El Nacional was ten years older than his chief. When the latter was beginning to bait at the capeas, Sebastian was already banderillero in recognized cuadrillas,[69] and had lately returned from America, where he had killed bulls in the Plaza at Lima. At the commencement of his career he had enjoyed a certain amount of popularity because he was young and agile. He also for some little time had figured as "the torero of the future," and the amateurs of Seville, fixing their eyes on him, hoped that he would have eclipsed the matadors from other towns. But this lasted only a short time. On his return from his American journey with the prestige of distant and possibly nebulous feats, all the populace of Seville rushed to the Plaza to see him kill. Thousands of people could not obtain admittance. But at this moment of decisive proof "his heart failed him," as the amateurs said. He planted the banderillas steadily as a serious and conscientious worker fulfilling his duty, but when it was a case of killing, the instinct of self-preservation, stronger than his will, kept him at a distance from the bull, and he was unable to take advantage of his great stature and his strong arm.

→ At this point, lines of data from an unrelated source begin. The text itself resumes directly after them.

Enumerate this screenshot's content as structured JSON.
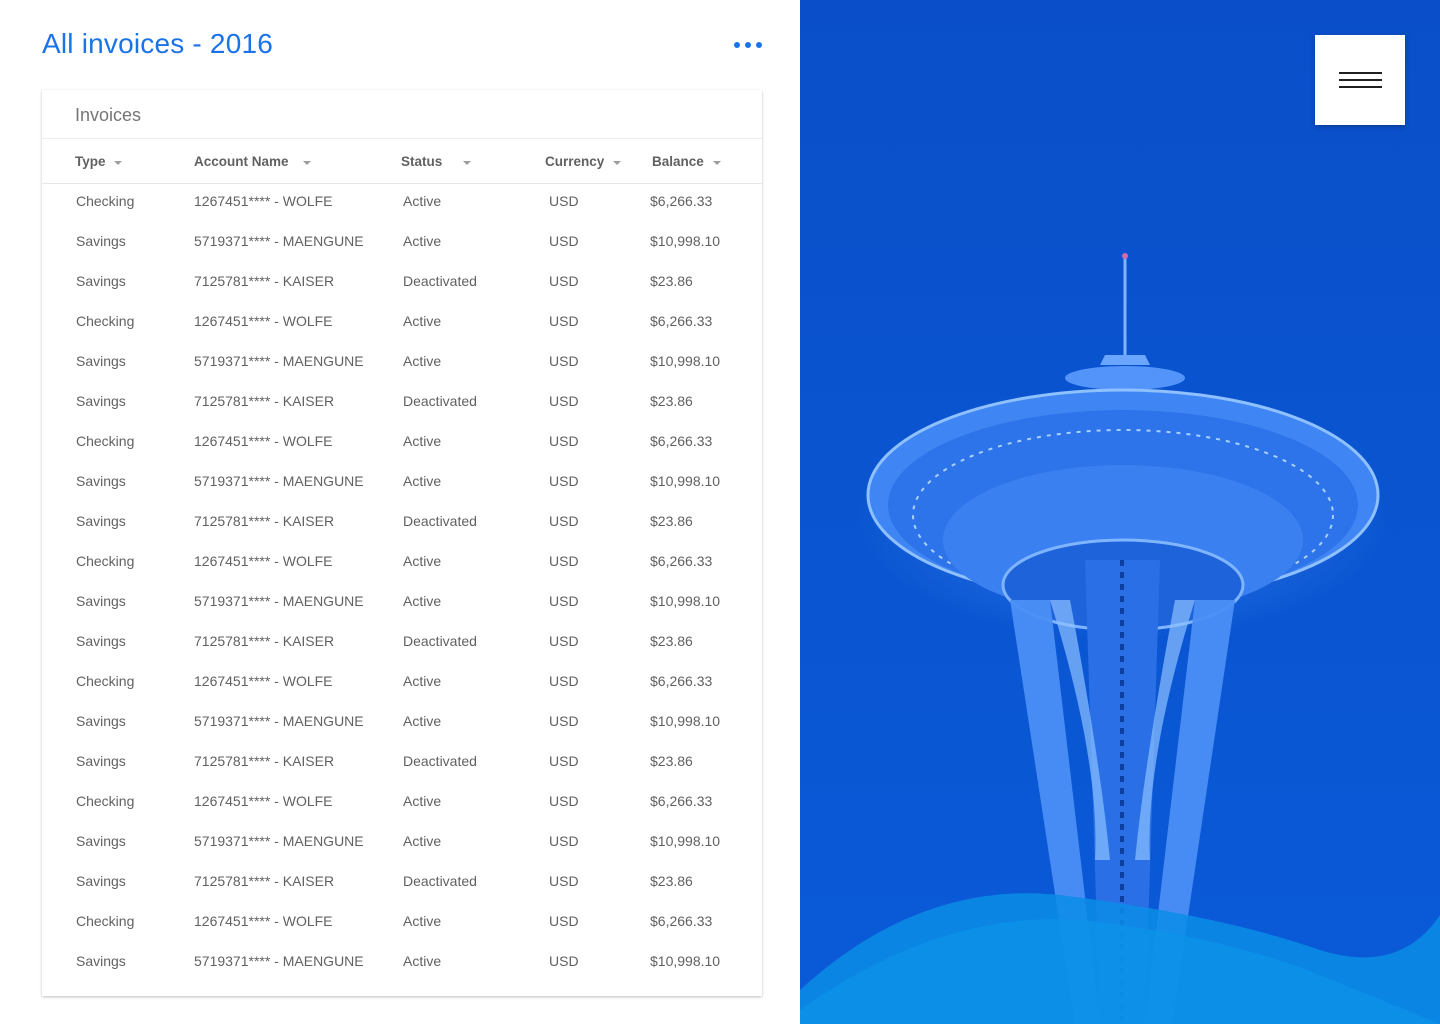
{
  "header": {
    "title": "All invoices - 2016",
    "more_icon": "more-horizontal-icon",
    "accent_color": "#1a73e8"
  },
  "card": {
    "title": "Invoices",
    "columns": [
      {
        "label": "Type",
        "sort_icon": "sort-down-icon"
      },
      {
        "label": "Account Name",
        "sort_icon": "sort-down-icon"
      },
      {
        "label": "Status",
        "sort_icon": "sort-down-icon"
      },
      {
        "label": "Currency",
        "sort_icon": "sort-down-icon"
      },
      {
        "label": "Balance",
        "sort_icon": "sort-down-icon"
      }
    ],
    "rows": [
      {
        "type": "Checking",
        "account": "1267451**** - WOLFE",
        "status": "Active",
        "currency": "USD",
        "balance": "$6,266.33"
      },
      {
        "type": "Savings",
        "account": "5719371**** - MAENGUNE",
        "status": "Active",
        "currency": "USD",
        "balance": "$10,998.10"
      },
      {
        "type": "Savings",
        "account": "7125781**** - KAISER",
        "status": "Deactivated",
        "currency": "USD",
        "balance": "$23.86"
      },
      {
        "type": "Checking",
        "account": "1267451**** - WOLFE",
        "status": "Active",
        "currency": "USD",
        "balance": "$6,266.33"
      },
      {
        "type": "Savings",
        "account": "5719371**** - MAENGUNE",
        "status": "Active",
        "currency": "USD",
        "balance": "$10,998.10"
      },
      {
        "type": "Savings",
        "account": "7125781**** - KAISER",
        "status": "Deactivated",
        "currency": "USD",
        "balance": "$23.86"
      },
      {
        "type": "Checking",
        "account": "1267451**** - WOLFE",
        "status": "Active",
        "currency": "USD",
        "balance": "$6,266.33"
      },
      {
        "type": "Savings",
        "account": "5719371**** - MAENGUNE",
        "status": "Active",
        "currency": "USD",
        "balance": "$10,998.10"
      },
      {
        "type": "Savings",
        "account": "7125781**** - KAISER",
        "status": "Deactivated",
        "currency": "USD",
        "balance": "$23.86"
      },
      {
        "type": "Checking",
        "account": "1267451**** - WOLFE",
        "status": "Active",
        "currency": "USD",
        "balance": "$6,266.33"
      },
      {
        "type": "Savings",
        "account": "5719371**** - MAENGUNE",
        "status": "Active",
        "currency": "USD",
        "balance": "$10,998.10"
      },
      {
        "type": "Savings",
        "account": "7125781**** - KAISER",
        "status": "Deactivated",
        "currency": "USD",
        "balance": "$23.86"
      },
      {
        "type": "Checking",
        "account": "1267451**** - WOLFE",
        "status": "Active",
        "currency": "USD",
        "balance": "$6,266.33"
      },
      {
        "type": "Savings",
        "account": "5719371**** - MAENGUNE",
        "status": "Active",
        "currency": "USD",
        "balance": "$10,998.10"
      },
      {
        "type": "Savings",
        "account": "7125781**** - KAISER",
        "status": "Deactivated",
        "currency": "USD",
        "balance": "$23.86"
      },
      {
        "type": "Checking",
        "account": "1267451**** - WOLFE",
        "status": "Active",
        "currency": "USD",
        "balance": "$6,266.33"
      },
      {
        "type": "Savings",
        "account": "5719371**** - MAENGUNE",
        "status": "Active",
        "currency": "USD",
        "balance": "$10,998.10"
      },
      {
        "type": "Savings",
        "account": "7125781**** - KAISER",
        "status": "Deactivated",
        "currency": "USD",
        "balance": "$23.86"
      },
      {
        "type": "Checking",
        "account": "1267451**** - WOLFE",
        "status": "Active",
        "currency": "USD",
        "balance": "$6,266.33"
      },
      {
        "type": "Savings",
        "account": "5719371**** - MAENGUNE",
        "status": "Active",
        "currency": "USD",
        "balance": "$10,998.10"
      }
    ]
  },
  "hero": {
    "image": "space-needle-blue-photo",
    "menu_icon": "hamburger-menu-icon",
    "background_color": "#0a55d6"
  }
}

El Nacional therefore renounced the higher glories of tauromachia, he would be a banderillero and nothing more. He must resign himself to being, as it were, a day labourer of his art, serving others younger than himself, in order to earn the poor wages of peon, with which to maintain his family, and save sufficient to start some small business. His kindness and his honourable habits were proverbial among his colleagues of the pig-tail, consequently his chief's wife was much attached to him, seeing in him a kind of guardian angel of her husband's fidelity. When in summer Gallardo, with all his men, went to a café chantant in some provincial town, anxious to enjoy himself and have a fling, El Nacional would stand silent and grave among the singers in diaphanous dresses, with painted mouths, like some ancient Father of the desert amid the Alexandrian courtezans.